Soft Tactile Sensing for Object Classification and Fine Grasping Adjustment Using a Pneumatic Hand With an Inflatable Palm
Manjia Su, Dongyu Huang, Yisheng Guan, Chaoqun Xiang, Haifei Zhu, Zhi Liu
Abstract
Power grasps and fine manipulations with a robotic hand usually require dexterity in the fingers and a rich tactile function. In this article, we propose a novel soft hand with a tactile sensing function and investigate how tactile information can be used to perform object classification and fine grasping adjustments. We first developed a pneumatically driven soft hand with an inflatable palm and bendable fingers, where a TacTip-type sensor and several Flex sensors were integrated.
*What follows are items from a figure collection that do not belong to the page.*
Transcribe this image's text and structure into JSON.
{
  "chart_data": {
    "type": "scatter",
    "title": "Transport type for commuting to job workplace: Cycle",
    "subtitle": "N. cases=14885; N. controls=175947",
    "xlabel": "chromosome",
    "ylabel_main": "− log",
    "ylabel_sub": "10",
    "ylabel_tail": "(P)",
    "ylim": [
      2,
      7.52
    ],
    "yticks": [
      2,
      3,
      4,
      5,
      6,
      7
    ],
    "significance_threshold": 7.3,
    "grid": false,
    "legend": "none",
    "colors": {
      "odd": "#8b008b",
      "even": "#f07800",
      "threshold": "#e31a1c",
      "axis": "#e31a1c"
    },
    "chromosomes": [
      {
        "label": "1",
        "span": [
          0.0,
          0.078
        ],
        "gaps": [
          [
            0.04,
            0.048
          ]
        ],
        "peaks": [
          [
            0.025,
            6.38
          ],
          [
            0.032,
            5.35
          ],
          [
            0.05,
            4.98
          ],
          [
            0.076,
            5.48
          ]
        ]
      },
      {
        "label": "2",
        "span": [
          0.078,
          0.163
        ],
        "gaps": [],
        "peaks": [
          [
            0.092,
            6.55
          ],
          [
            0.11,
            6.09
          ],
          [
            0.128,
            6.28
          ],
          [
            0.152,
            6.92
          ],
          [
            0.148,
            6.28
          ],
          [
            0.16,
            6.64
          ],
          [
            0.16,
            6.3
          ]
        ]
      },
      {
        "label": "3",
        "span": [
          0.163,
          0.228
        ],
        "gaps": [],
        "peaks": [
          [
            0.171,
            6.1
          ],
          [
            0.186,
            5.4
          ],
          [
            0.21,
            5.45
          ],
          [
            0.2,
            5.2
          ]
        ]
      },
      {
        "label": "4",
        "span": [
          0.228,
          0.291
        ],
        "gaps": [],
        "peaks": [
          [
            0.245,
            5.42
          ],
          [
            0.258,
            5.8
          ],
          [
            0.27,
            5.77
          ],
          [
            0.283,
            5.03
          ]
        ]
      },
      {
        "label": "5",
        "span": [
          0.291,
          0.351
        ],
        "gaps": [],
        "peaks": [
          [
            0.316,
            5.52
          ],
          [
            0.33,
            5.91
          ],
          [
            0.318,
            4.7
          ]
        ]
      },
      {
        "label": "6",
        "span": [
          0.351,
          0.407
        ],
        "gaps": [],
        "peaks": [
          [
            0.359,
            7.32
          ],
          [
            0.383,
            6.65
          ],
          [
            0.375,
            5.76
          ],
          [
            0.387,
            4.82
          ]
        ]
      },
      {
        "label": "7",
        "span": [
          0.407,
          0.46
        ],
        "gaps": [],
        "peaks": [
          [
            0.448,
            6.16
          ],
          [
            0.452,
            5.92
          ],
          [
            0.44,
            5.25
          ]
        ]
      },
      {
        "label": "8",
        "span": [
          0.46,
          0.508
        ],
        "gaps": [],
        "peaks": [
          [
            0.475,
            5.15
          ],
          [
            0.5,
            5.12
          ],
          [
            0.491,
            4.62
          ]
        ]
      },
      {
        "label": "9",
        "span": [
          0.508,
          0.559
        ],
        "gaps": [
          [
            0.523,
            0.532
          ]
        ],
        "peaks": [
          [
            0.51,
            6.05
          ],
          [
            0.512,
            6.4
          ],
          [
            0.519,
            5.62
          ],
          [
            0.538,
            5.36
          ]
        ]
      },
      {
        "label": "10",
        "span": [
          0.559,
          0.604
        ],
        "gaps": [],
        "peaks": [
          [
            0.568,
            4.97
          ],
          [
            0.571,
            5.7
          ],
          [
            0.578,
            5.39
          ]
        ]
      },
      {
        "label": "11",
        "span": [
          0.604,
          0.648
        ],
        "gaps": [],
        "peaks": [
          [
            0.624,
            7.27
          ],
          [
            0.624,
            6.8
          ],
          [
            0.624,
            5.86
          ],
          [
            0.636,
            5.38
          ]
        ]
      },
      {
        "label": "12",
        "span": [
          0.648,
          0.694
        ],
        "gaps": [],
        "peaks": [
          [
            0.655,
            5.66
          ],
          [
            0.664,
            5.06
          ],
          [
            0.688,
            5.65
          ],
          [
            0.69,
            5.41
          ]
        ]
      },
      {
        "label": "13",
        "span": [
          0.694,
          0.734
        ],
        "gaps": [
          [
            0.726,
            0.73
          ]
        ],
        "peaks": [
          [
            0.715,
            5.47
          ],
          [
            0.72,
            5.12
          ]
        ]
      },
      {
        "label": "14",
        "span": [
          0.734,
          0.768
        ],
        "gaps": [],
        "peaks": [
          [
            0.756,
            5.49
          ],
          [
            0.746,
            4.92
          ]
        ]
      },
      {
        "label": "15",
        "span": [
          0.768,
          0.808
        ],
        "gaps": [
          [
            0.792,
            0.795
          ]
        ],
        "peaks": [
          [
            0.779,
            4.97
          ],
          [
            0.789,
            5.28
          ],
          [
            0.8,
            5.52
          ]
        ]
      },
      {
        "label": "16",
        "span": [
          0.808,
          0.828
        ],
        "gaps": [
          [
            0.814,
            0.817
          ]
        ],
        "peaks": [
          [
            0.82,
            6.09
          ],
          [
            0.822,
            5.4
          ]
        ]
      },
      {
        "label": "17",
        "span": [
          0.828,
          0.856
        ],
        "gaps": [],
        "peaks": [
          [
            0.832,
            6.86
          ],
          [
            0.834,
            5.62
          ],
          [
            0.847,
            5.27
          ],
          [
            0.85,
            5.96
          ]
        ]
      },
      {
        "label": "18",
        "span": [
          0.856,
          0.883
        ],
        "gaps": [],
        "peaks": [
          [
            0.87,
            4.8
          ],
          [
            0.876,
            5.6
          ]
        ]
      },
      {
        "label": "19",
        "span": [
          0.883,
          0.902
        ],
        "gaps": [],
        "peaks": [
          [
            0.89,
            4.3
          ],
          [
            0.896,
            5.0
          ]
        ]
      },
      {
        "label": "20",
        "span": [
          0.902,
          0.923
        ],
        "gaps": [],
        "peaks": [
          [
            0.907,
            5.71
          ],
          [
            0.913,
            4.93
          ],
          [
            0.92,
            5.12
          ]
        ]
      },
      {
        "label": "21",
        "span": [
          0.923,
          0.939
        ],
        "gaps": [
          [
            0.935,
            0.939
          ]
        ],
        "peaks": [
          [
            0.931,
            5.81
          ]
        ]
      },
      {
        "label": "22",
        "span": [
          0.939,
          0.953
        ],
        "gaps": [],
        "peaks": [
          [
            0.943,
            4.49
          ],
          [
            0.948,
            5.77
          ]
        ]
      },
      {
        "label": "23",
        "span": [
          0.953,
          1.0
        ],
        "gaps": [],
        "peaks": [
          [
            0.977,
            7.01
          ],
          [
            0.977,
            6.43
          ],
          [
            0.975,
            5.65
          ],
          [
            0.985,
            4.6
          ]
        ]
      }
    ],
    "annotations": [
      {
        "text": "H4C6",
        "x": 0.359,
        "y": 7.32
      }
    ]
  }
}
The inflatable palm can not only significantly improve grasping but also object sensing. Based on the perspective projection model of a camera, a 3-D reconstruction algorithm for the deformed surface of a soft palm is presented. A spatial characterization of geometric information regarding objects based on sensing information from the palm and fingers was deduced and analyzed. A classifier was designed for object classification. Finally, a control method for the fine adjustment of grasps based on tactile sensing information was presented and verified using a series of grasps of different objects with a soft hand. The object classification and contact state sensed by the soft tactile sensors can be used for grasp planning and manipulation control with the soft hand.